Kolumne Nebensachen aus Kairo: Die Muttermilch-Fatwa

Eine Muttermilchbank in Kairo soll Ammen Geld bringen und arme Babys versorgen. Das Problem ist nur der Koran und ein Streit der islamischen Rechtsgelehrten um die Geschwisterfrage.

"Zwei Vögel mit einem Stein töten" lautet ein arabisches Sprichwort. So hatte man sich wohl in der Wüste an einem Glückstag sein Abendessen besorgt. Im Deutschen schlägt man da eher mit einer Fliegenklappe und wird gleich zwei der lästigen Insekten los.

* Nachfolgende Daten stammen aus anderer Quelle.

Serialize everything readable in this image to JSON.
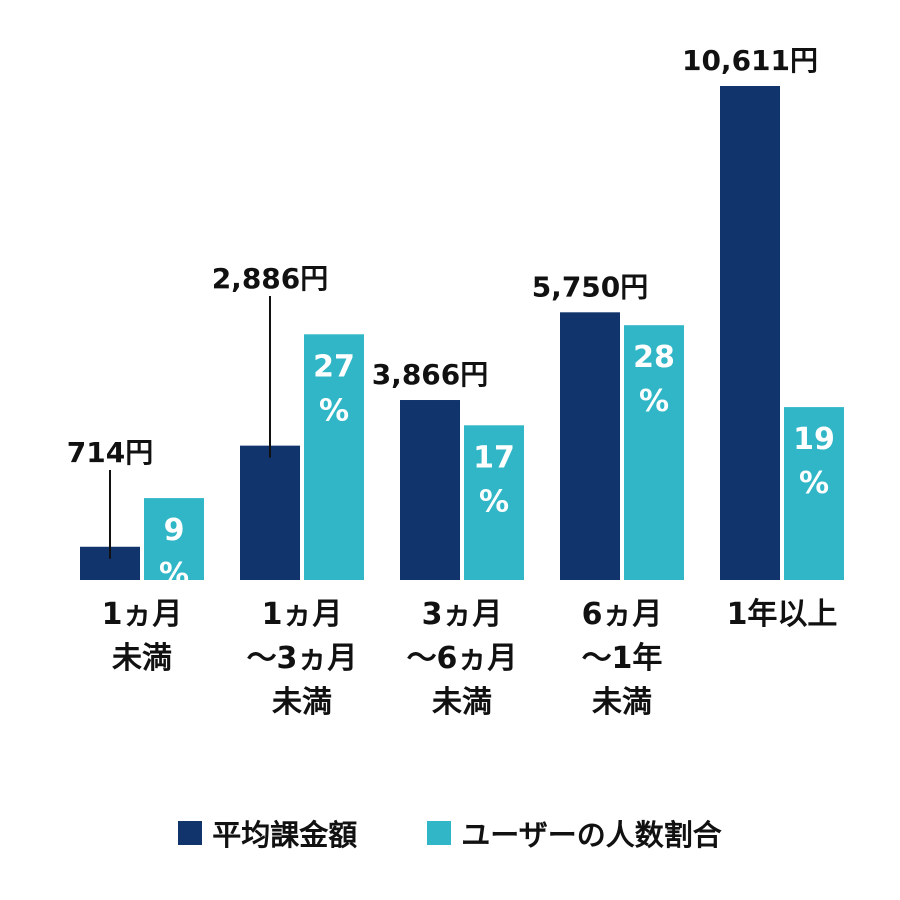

Es zählt das Prinzip mit einem Schlag gleich zwei Probleme zu lösen. Genau das ist die Idee des Nationalen Forschungszentrums in Kairo. Geschaffen werden soll dort eine Muttermilchbank, die ähnlich einer Blutbank funktionieren soll. Ammen, die dringend Geld brauchen, können dort ihre abgepumpte Milch in bare Münze umwandeln, während damit Waisenkinder oder unterernährte Babys versorgt werden können. Eine Art lactose Armutsbekämpfung in zwei Richtungen - glückliche Ammen und zufriedene Babys.

Doch der geniale Plan löste unter den Scheichs eine Debatte aus. Das Problem: laut Koran und der Überlieferung des Propheten gelten Kinder, die von der gleichen Amme gestillt wurden als enge Verwandte, haben damit einen Geschwisterstatus und dürfen später nicht in den Ehestand treten. Im besagten Fall der Kairoer Muttermilchbank lautet also die Frage für die islamischen Rechtsgelehrten: dürfen die von der Bank versorgten Milchbrüder und - Schwestern und die leiblichen Kinder der Ammen, die dort ihre Milch abliefern, später einmal untereinander heiraten? Oder ist gar die ganze Idee der Milchbank haram - eine islamische Sünde.

Der bekannteste Fernsehscheich Yussuf Al-Qaradawi beantwortet die Frage auf Youtube und segnet die Milchbank als Halal - also klar islamisch-korrekt ab. Die Wahrscheinlichkeit, dass später eine junge Frau und ein junger Mann, die beide einst aus der Milchbank versorgt wurden, den Bund fürs Leben schließen wollen, sein ziemlich gering. Aber selbst wenn der Fall eintreten sollte, würden keine islamischen Regeln gebrochen. Denn Milchgeschwister seien nach Islamischen Recht nur jene, die die gleiche mütterliche Brust mit ihrem Mund berührt haben.

Auch für das Ägyptische Haus der Fatwa, ein Zentrum für islamische Rechtsgutachten, ist die Milchbank kein Problem, sobald die Milch verschiedener Mütter miteinander vermischt werde. Das gelte ebenso wenn die Milch erhitzt würde. Auch als Muttermilchprodukt, etwa in Form von Jogurt und Käse, stehe trotz gemeinsamen Verzehrs später einer Ehe nichts im Wege.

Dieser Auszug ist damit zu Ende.